Think about what a matrix-vector product does: Each column of the matrix is multiplied by the corresponding element of the vector (i.e., the n^th column of the matrix is multiplied by the n^th element of the vector) and the resulting products are summed together. (This would be a lot easier to illustrate if this site supported latex.) In Matlab, a horrible but hopefully illustrative way to do this is

A = some_NxN_matrix;
x = some_Nx1_vector;
b = zeros( size(A,1), 1 );
for n = 1 : length(x)
  b = b + A(:,n) * x(n);
end

(Of course, you would never actually do the above but rather b = A*x;.)

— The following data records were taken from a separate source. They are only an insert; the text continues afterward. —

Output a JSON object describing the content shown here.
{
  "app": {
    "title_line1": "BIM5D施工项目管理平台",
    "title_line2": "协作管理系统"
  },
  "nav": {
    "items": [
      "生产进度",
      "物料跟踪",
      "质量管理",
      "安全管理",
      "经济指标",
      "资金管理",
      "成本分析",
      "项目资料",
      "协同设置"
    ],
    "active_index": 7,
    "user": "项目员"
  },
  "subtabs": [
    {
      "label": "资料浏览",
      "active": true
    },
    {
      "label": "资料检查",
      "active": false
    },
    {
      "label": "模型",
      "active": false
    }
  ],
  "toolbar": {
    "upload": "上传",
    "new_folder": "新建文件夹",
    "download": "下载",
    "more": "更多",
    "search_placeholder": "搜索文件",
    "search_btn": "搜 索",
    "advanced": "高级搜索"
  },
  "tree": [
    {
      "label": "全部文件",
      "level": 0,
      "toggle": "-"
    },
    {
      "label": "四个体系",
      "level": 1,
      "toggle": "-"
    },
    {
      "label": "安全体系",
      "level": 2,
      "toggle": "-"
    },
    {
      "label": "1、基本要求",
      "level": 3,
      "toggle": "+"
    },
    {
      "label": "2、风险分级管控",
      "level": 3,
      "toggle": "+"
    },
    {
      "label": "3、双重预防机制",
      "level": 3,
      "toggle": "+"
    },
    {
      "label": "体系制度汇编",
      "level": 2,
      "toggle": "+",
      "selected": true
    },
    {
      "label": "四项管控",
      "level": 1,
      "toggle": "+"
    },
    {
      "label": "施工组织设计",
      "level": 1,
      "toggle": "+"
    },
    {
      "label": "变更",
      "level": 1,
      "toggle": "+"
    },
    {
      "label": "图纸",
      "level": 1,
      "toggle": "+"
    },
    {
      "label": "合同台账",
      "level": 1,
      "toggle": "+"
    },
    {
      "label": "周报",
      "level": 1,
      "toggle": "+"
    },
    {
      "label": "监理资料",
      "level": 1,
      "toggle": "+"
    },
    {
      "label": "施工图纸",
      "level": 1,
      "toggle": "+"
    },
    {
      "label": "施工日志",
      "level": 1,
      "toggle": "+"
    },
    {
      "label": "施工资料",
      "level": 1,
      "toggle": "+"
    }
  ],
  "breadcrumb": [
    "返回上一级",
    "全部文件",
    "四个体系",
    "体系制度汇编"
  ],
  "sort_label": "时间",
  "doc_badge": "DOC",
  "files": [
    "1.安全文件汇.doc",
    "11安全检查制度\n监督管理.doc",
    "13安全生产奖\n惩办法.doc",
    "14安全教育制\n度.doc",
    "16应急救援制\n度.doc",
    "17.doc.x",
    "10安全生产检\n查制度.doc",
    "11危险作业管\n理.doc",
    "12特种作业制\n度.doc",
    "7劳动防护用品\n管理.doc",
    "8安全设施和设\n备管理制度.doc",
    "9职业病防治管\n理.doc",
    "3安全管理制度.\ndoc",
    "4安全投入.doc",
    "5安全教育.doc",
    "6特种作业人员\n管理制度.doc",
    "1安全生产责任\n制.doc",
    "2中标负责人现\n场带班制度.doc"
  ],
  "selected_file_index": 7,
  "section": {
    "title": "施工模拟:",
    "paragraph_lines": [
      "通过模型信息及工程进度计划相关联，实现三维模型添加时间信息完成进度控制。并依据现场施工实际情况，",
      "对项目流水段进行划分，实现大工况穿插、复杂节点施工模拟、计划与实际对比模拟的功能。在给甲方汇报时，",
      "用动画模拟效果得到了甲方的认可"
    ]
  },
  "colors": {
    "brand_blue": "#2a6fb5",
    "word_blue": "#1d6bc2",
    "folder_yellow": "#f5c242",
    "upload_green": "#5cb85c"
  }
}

Now define whatever square waves you want to use and assign each to its own Nx1 vector. Call these vectors s_1, s_2, ..., s_M, where M is the number of square waves you are using. Now let

A = [s1, s2, ..., s_M];

According to your question, you want to represent your signal as a weighted sum of these square waves. (Note that this is exactly what a DFT does it just uses orthogonal sinusoids rather than square waves.) To weight and sum these square waves, all you have to do is find the matrix-vector product A*x, where x is the vector of coefficients that weight each column (see the above paragraph). Now, if your signal is b and you want to the find the x that will best sum the square waves in order to approximate b, then all you have to do is solve A*x=b. In Matlab, this is given by

x = A \ b;

The rest is just linear algebra. If a left-inverse of A exists (i.e., if A has dimensions M x N and rank N, with M > N), then (A^-1) * A is an identity matrix and

(A^-1) * A * x = (A^-1) * b,

which implies that x = (A^-1) * b, which is what x = A \ b; will return in Matlab. If A has dimensions M x N and rank M, with N > M, then the system is underdetermined and a left-inverse does not exist. In this case you have to use the psuedo-inverse to solve the system. Now suppose that A is NxN with rank N, so that both the left- and right-inverse exist. In this case, x will give an exact representation of b:

x = (A^-1) * b
A * x = A * (A^-1) * b = b

If you want an example of A that uses square waves to get an exact representation of the input signal, check out the Haar transform. There is a function available here.